Sierpinski & Koch

Two of the most famous fractals are the Sierpinski Triangle and the Koch Snowflake.

A Sierpinski Triangle in Plain English

This is a Plain English description of how to draw a Sierpinski Triangle:

To draw a Sierpinski Triangle starting with a size:
If the size is less than 1/8 inch, exit.
Draw another Sierpinski Triangle starting with the size divided by 2.
Draw a line using the size for the length.
Refresh the screen.
Turn right 1/3 of the way around.
Add 1 to a count. If the count is 3, break.
Repeat.

If we call the above routine from this top-level routine…

To run:
Start up.
Clear the screen with the tan color. Use the dark brown pen.
Start 4 inches to the left and 3-1/2 inches down from the screen’s center.
Turn right 1/12 of the way around.
Draw a Sierpinski Triangle starting with 8 inches.
Wait for the escape key.
Shut down.

…this is what we get on the screen:

Triangles within triangles within triangles. Nifty.

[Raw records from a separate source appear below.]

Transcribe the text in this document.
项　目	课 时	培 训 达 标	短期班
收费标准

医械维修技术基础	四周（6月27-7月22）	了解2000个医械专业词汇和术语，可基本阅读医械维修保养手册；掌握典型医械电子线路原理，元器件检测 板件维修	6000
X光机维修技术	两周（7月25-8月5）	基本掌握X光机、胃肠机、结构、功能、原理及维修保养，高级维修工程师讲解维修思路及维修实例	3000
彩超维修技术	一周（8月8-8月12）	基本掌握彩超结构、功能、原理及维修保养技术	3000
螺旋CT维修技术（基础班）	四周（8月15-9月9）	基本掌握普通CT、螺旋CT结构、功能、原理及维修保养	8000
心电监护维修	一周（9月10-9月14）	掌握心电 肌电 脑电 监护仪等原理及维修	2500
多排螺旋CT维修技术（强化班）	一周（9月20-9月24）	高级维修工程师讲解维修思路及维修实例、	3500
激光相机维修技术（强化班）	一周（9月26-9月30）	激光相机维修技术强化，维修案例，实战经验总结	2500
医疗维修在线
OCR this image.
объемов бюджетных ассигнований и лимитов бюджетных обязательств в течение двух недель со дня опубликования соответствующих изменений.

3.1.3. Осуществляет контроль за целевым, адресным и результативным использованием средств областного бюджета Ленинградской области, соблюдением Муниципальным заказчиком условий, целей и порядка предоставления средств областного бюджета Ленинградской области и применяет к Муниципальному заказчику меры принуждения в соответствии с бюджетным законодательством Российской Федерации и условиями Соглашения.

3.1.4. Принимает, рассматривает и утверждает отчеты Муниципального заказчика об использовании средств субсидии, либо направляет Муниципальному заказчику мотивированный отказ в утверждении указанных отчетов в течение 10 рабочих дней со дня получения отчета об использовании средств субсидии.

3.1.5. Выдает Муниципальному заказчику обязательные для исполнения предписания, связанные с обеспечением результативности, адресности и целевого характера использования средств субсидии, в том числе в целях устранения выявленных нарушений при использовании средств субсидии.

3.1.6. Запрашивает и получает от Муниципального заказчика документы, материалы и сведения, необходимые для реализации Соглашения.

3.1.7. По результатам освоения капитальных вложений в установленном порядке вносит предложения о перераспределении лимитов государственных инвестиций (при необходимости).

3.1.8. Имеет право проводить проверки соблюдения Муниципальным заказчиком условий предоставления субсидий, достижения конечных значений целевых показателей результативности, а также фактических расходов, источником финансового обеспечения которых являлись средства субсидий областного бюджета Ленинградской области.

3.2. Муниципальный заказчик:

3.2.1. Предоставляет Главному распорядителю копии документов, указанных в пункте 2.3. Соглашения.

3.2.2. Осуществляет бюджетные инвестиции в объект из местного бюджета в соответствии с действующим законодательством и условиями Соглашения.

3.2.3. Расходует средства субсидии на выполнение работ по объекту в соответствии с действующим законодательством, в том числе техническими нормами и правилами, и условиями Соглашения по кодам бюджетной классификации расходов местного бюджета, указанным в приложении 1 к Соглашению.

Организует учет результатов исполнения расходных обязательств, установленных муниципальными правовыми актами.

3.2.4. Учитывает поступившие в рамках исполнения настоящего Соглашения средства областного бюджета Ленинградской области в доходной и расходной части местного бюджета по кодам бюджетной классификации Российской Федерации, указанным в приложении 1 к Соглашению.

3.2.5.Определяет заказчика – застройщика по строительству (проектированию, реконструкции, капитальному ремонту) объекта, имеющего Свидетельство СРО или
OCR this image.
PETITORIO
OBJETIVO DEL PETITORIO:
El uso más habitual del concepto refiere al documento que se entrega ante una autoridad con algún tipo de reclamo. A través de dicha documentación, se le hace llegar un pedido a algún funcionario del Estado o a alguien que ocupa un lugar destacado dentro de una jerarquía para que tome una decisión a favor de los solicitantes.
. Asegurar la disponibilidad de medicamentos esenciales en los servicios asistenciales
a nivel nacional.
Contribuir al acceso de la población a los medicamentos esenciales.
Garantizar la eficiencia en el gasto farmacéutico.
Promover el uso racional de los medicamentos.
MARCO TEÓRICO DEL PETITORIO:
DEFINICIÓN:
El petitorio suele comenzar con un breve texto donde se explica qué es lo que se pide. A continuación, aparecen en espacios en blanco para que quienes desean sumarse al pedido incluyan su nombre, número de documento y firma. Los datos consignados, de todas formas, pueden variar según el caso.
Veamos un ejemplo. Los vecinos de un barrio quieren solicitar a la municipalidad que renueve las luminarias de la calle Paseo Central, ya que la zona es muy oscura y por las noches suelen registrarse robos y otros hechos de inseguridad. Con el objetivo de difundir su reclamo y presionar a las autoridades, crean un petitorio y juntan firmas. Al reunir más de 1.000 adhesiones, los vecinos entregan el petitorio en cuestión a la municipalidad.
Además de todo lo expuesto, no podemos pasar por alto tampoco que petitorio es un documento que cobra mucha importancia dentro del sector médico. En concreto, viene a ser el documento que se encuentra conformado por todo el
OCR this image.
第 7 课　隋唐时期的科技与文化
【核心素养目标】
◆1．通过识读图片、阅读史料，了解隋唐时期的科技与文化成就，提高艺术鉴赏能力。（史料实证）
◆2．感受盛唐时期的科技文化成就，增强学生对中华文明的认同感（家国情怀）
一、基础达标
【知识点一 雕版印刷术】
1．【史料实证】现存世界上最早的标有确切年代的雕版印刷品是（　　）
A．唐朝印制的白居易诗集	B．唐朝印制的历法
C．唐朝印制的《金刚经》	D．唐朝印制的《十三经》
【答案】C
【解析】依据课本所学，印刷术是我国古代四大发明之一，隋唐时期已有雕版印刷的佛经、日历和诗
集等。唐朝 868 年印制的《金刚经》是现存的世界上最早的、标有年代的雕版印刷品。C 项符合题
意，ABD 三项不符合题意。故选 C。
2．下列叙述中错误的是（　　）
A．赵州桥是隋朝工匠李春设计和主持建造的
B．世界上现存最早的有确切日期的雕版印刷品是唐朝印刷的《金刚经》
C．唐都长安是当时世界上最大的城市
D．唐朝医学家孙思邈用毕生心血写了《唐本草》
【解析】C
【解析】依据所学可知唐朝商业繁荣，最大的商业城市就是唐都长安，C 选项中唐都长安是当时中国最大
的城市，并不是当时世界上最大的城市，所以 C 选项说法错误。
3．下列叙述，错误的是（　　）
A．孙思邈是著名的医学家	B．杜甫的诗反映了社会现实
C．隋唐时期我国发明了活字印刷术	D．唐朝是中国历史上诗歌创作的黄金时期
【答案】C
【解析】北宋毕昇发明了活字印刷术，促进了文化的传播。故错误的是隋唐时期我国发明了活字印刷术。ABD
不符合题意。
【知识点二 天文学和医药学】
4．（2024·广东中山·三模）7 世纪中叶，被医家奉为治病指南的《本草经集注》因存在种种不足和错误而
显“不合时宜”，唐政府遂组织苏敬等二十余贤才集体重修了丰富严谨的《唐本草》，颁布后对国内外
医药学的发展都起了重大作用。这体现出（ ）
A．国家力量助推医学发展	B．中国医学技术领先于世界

A Koch Snowflake in Plain English

Now these are the Plain English routines we need to draw a Koch Snowflake:

To draw a Koch Snowflake given a size and a depth:
Loop.
Draw a Koch Curve with 3 inches and the depth.
Refresh the screen.
Turn left 1/3 of the way around.
Add 1 to a count. If the count is 3, break.
Repeat.

To draw a Koch Curve given a size and a depth:
If the depth is 0, draw a line using the size for the length; exit.
Put the size divided by 3 into a new size.
Draw the Koch Curve given the new size and the depth minus 1.
Turn right 1/6 of the way.
Draw a second Koch Curve given the new size and the depth minus 1.
Turn left 2/6 of the way.
Draw a third Koch Curve given the new size and the depth minus 1.
Turn right 1/6 of the way.
Draw a fourth Koch Curve given the new size and the depth minus 1.

If we position ourselves properly on the screen and call the first routine above four times, increasing the depth by one each time, we get this on the screen:

1. At the top-left, we see that our snowflake, at depth zero, is just a simple triangle.

2. At the top-right, one level deeper, we see that each of the sides of the triangle has been divided into three parts, the middle part being replaced with a “peak”.

3. Continuing clockwise around the screen, at the bottom-right, we see that at the next level down, each of the sides of preceding figure is again divided into thirds, with the middle third being replaced by a peak of the appropriate size.

4. Finally, at the bottom-left, yet another level down, we see the finished snowflake. I say “finished” even though we could go deeper and deeper if our screen had the resolution to display it clearly.

A Koch Triangle in Plain English

Something curious happens if, when we’re drawing a Koch Snowflake, we turn right instead of left at each of the original vertices (the revised routine is shown below, with the modified word in all uppercase letters).

To draw a Koch Snowflake given a size and a depth:
Loop.
Draw a Koch Curve with 3 inches and the depth.
Refresh the screen.
Turn RIGHT 1/3 of the way around.
Add 1 to a count. If the count is 3, break.
Repeat.

The result is an “inside-out” snowflake, or what I call, a Koch Triangle:

Comparing the top-right figure with the finished bottom-left figure, perhaps a better name would be “The Mitsubishi Logo on Steroids.”

Another curious thing happens when we tile some Koch Snowflakes; we get the flakes and the triangle together. Here’s the main routine…

To run:
Start up.
Clear the screen with the tan color. Use the dark brown pen.
Turn right 7/12 of the way around. Move up 1/2 inch.
Loop.
Draw a Koch Snowflake given 4 inches and 3.
Turn right 1/3 of the way around.
Add 1 to a count. If the count is 3, break.
Repeat.
Wait for the escape key.
Shut down.

…and here’s the result:

We can get other interesting results if we base our snowflakes on, say, a hexagon rather than a triangle. Here’s a main routine that does that (by turning 1/6 instead of 1/3 of the way around), with some tiling as well:

To run:
Start up.
Clear the screen with the tan color. Use the dark brown pen.
Turn right 7/12 of the way around.
Loop.
Draw a Koch Snowflake given 3 inches and 3.
Turn right 1/6 of the way around.
Add 1 to a count. If the count is 6, break.
Repeat.
Wait for the escape key.
Shut down.

And here’s what the screen looks like when we run that:

Well, I could go on all day with this kind of thing, but I’m sure you get the idea. More fun and interesting programs written entirely in Plain English.